What’s in store for the housing market in 2015?
Jennifer Paterson
Other
Independent of the decline in oil prices and changes to the interest rate, there is a broad moderating trend across Canada’s housing market that is pushing towards lower levels of activity and appreciation, said Phil Soper, president and CEO of Royal LePage.
Speaking to a room of industry professionals at yesterday’s Empire Club of Canada lunch, Soper added:
“Relative to the growth in wages, home prices have appreciated too quickly in places like Toronto and Vancouver. Affordability has eroded and we expect that pace of appreciation to slow.
“There is very little evidence of strained affordability outside Toronto and Vancouver.
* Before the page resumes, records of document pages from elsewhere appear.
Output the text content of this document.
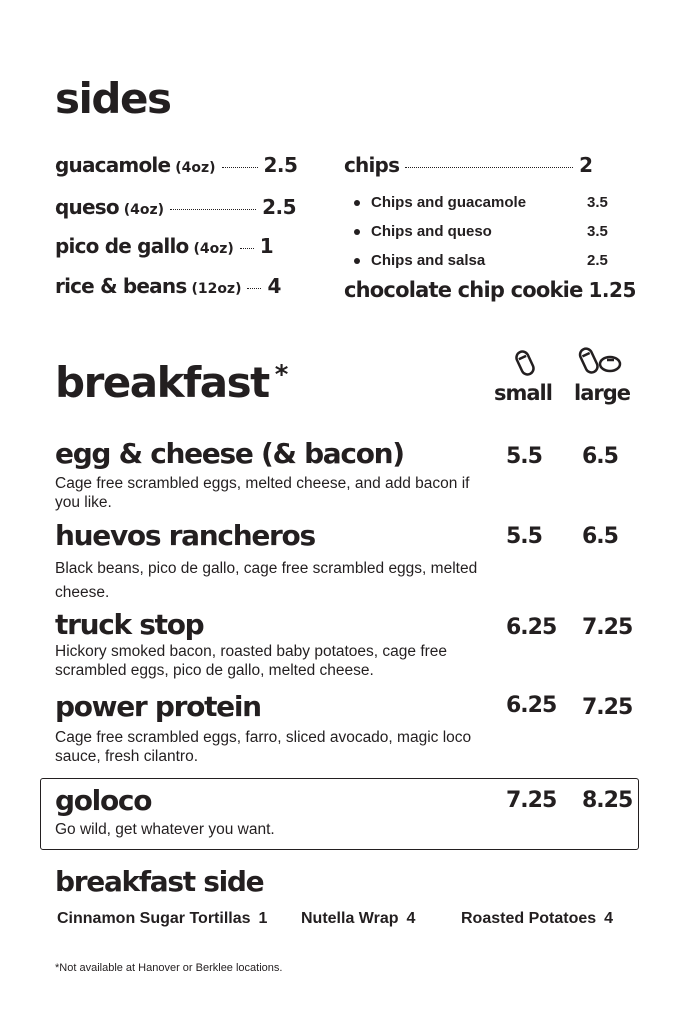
sides
guacamole (4oz) 2.5
queso (4oz)	2.5
pico de gallo (4oz) 1
rice & beans (12oz) 4
chips	2
Chips and guacamole	3.5
Chips and queso	3.5
Chips and salsa	2.5
chocolate chip cookie 1.25
breakfast *
small large
egg & cheese (& bacon)
Cage free scrambled eggs, melted cheese, and add bacon if you like.
5.5 6.5
huevos rancheros
Black beans, pico de gallo, cage free scrambled eggs, melted cheese.
5.5 6.5
truck stop
Hickory smoked bacon, roasted baby potatoes, cage free scrambled eggs, pico de gallo, melted cheese.
6.25 7.25
power protein
Cage free scrambled eggs, farro, sliced avocado, magic loco sauce, fresh cilantro.
6.25 7.25
goloco
Go wild, get whatever you want.
7.25 8.25
breakfast side
Cinnamon Sugar Tortillas 1 Nutella Wrap 4	Roasted Potatoes 4
*Not available at Hanover or Berklee locations.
Even in the suburban markets, we see relief.”
But investors and homebuyers should not worry about home prices completely collapsing, as some economists have predicted. “This seems highly unlikely in a future characterized by low interest rates and a healthy economy, which is what we see,” added Soper.
While Alberta, Saskatchewan, and Newfoundland and Labrador, are experiencing firsthand the drop in oil prices with a hit to consumer confidence and the removal of real estate transactions from the market, Central Canada, and particularly Ontario, has actually felt a mild stimulus to its economy thanks to the lower oil prices.
“As we look out to 2015, we forecast home prices in Toronto will rise by 4.5 per cent, compared to the 7.5 per cent we saw in 2014,” said Soper. “We believe the slowdown would have been more dramatic if it had not been for the drop in the price of oil.”
On a national level, home prices do not decline very often. Soper pointed out, in fact, that national home prices have declined only four times in the past 35 years and typically for less than 12 months each time.
“A ‘soft landing’ in our industry isn’t really a landing at all,” he added. “We need that [decline] to happen because, when home prices rise at a higher and faster rate than underlying rises in wages, affordability gets strained.”